“This’ll be the place,” said the tall one presently; “this mound gives a man a good foothold, and he can throw the girl in instead of pushing her.”
“Yes,” said the other. “James Maitland mustn’t make the appointment with the girl here, but in the wood, and then they can walk this way. He’ll start quarrelling with her here, and then he can throw her in.”
“Where’s he to go to when he’s done it? Run away?”
“No; stop and brazen it out. Nobody will see him or the girl together. We can arrange that, and the suspicion is sure to fall on the other fellow, because of what’s already passed between him and Norah. Besides,” said the short fellow, “who’s going to accuse Maitland? Nobody knows that he’s mixed up with the girl.”
The tall fellow thought a bit.
“Yes,” he said, “I think that’ll be the best. I don’t see how we can get rid of the girl in any better way than that. If she was shot or stabbed, nobody could set up the theory of suicide; but if she’s found drowned, of course there’ll be nothing to prove that she didn’t go in of her own accord.”
When Harry got to that, I said, “Oh, Harry, it makes one’s blood run cold to think of the villains coolly plotting to murder a young girl like that!”

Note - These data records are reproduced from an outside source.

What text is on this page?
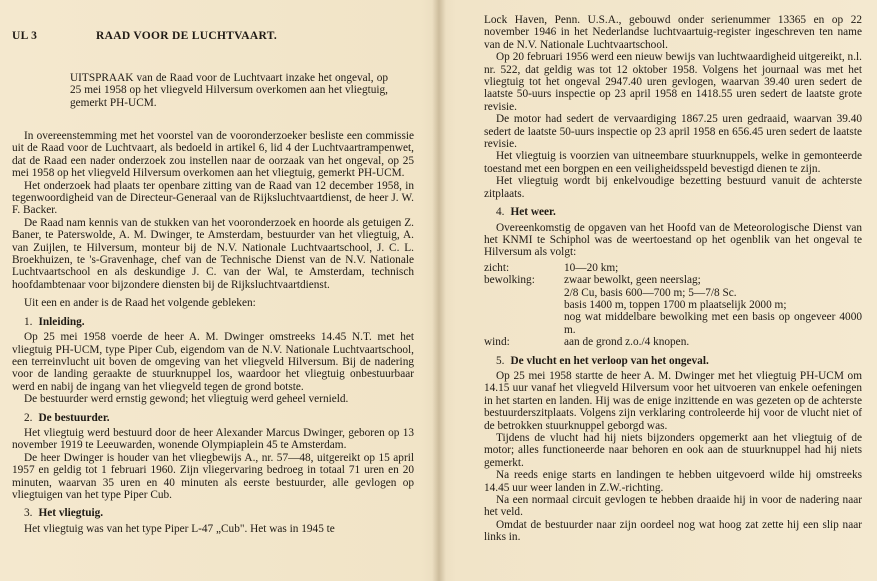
UL 3	RAAD VOOR DE LUCHTVAART.
UITSPRAAK van de Raad voor de Luchtvaart inzake het ongeval, op 25 mei 1958 op het vliegveld Hilversum overkomen aan het vliegtuig, gemerkt PH-UCM.

In overeenstemming met het voorstel van de vooronderzoeker besliste een commissie uit de Raad voor de Luchtvaart, als bedoeld in artikel 6, lid 4 der Luchtvaartrampenwet, dat de Raad een nader onderzoek zou instellen naar de oorzaak van het ongeval, op 25 mei 1958 op het vliegveld Hilversum overkomen aan het vliegtuig, gemerkt PH-UCM.

Het onderzoek had plaats ter openbare zitting van de Raad van 12 december 1958, in tegenwoordigheid van de Directeur-Generaal van de Rijksluchtvaartdienst, de heer J. W. F. Backer.

De Raad nam kennis van de stukken van het vooronderzoek en hoorde als getuigen Z. Baner, te Paterswolde, A. M. Dwinger, te Amsterdam, bestuurder van het vliegtuig, A. van Zuijlen, te Hilversum, monteur bij de N.V. Nationale Luchtvaartschool, J. C. L. Broekhuizen, te 's-Gravenhage, chef van de Technische Dienst van de N.V. Nationale Luchtvaartschool en als deskundige J. C. van der Wal, te Amsterdam, technisch hoofdambtenaar voor bijzondere diensten bij de Rijksluchtvaartdienst.

Uit een en ander is de Raad het volgende gebleken:

1. Inleiding.

Op 25 mei 1958 voerde de heer A. M. Dwinger omstreeks 14.45 N.T. met het vliegtuig PH-UCM, type Piper Cub, eigendom van de N.V. Nationale Luchtvaartschool, een terreinvlucht uit boven de omgeving van het vliegveld Hilversum. Bij de nadering voor de landing geraakte de stuurknuppel los, waardoor het vliegtuig onbestuurbaar werd en nabij de ingang van het vliegveld tegen de grond botste.

De bestuurder werd ernstig gewond; het vliegtuig werd geheel vernield.

2. De bestuurder.

Het vliegtuig werd bestuurd door de heer Alexander Marcus Dwinger, geboren op 13 november 1919 te Leeuwarden, wonende Olympiaplein 45 te Amsterdam.

De heer Dwinger is houder van het vliegbewijs A., nr. 57—48, uitgereikt op 15 april 1957 en geldig tot 1 februari 1960. Zijn vliegervaring bedroeg in totaal 71 uren en 20 minuten, waarvan 35 uren en 40 minuten als eerste bestuurder, alle gevlogen op vliegtuigen van het type Piper Cub.

3. Het vliegtuig.

Het vliegtuig was van het type Piper L-47 „Cub". Het was in 1945 te

Lock Haven, Penn. U.S.A., gebouwd onder serienummer 13365 en op 22 november 1946 in het Nederlandse luchtvaartuig-register ingeschreven ten name van de N.V. Nationale Luchtvaartschool.

Op 20 februari 1956 werd een nieuw bewijs van luchtwaardigheid uitgereikt, n.l. nr. 522, dat geldig was tot 12 oktober 1958. Volgens het journaal was met het vliegtuig tot het ongeval 2947.40 uren gevlogen, waarvan 39.40 uren sedert de laatste 50-uurs inspectie op 23 april 1958 en 1418.55 uren sedert de laatste grote revisie.

De motor had sedert de vervaardiging 1867.25 uren gedraaid, waarvan 39.40 sedert de laatste 50-uurs inspectie op 23 april 1958 en 656.45 uren sedert de laatste revisie.

Het vliegtuig is voorzien van uitneembare stuurknuppels, welke in gemonteerde toestand met een borgpen en een veiligheidsspeld bevestigd dienen te zijn.

Het vliegtuig wordt bij enkelvoudige bezetting bestuurd vanuit de achterste zitplaats.

4. Het weer.

Overeenkomstig de opgaven van het Hoofd van de Meteorologische Dienst van het KNMI te Schiphol was de weertoestand op het ogenblik van het ongeval te Hilversum als volgt:

zicht:	10—20 km;
bewolking:	zwaar bewolkt, geen neerslag;
2/8 Cu, basis 600—700 m; 5—7/8 Sc.
basis 1400 m, toppen 1700 m plaatselijk 2000 m;
nog wat middelbare bewolking met een basis op ongeveer 4000 m.
wind:	aan de grond z.o./4 knopen.
5. De vlucht en het verloop van het ongeval.

Op 25 mei 1958 startte de heer A. M. Dwinger met het vliegtuig PH-UCM om 14.15 uur vanaf het vliegveld Hilversum voor het uitvoeren van enkele oefeningen in het starten en landen. Hij was de enige inzittende en was gezeten op de achterste bestuurderszitplaats. Volgens zijn verklaring controleerde hij voor de vlucht niet of de betrokken stuurknuppel geborgd was.

Tijdens de vlucht had hij niets bijzonders opgemerkt aan het vliegtuig of de motor; alles functioneerde naar behoren en ook aan de stuurknuppel had hij niets gemerkt.

Na reeds enige starts en landingen te hebben uitgevoerd wilde hij omstreeks 14.45 uur weer landen in Z.W.-richting.

Na een normaal circuit gevlogen te hebben draaide hij in voor de nadering naar het veld.

Omdat de bestuurder naar zijn oordeel nog wat hoog zat zette hij een slip naar links in.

“Yes,” he said, “it made me feel creepy, and the inspector said, ‘I think I’ll collar them now. We’ve heard enough. If we let it go on they may make up their minds to have this poor girl murdered somewhere else, and then we may be too late.’
“He was just about to spring out and collar them, when the short fellow said to the long fellow, ‘One minute, my boy. I’ve got a magnificent idea. There’ll be an inquest. Can’t we make the comic man foreman of the jury? I can see a splendid scene—the comic man rubbing it into the villain and getting roars of laughter.’”
“What!” I exclaimed. “A comic man on a jury!”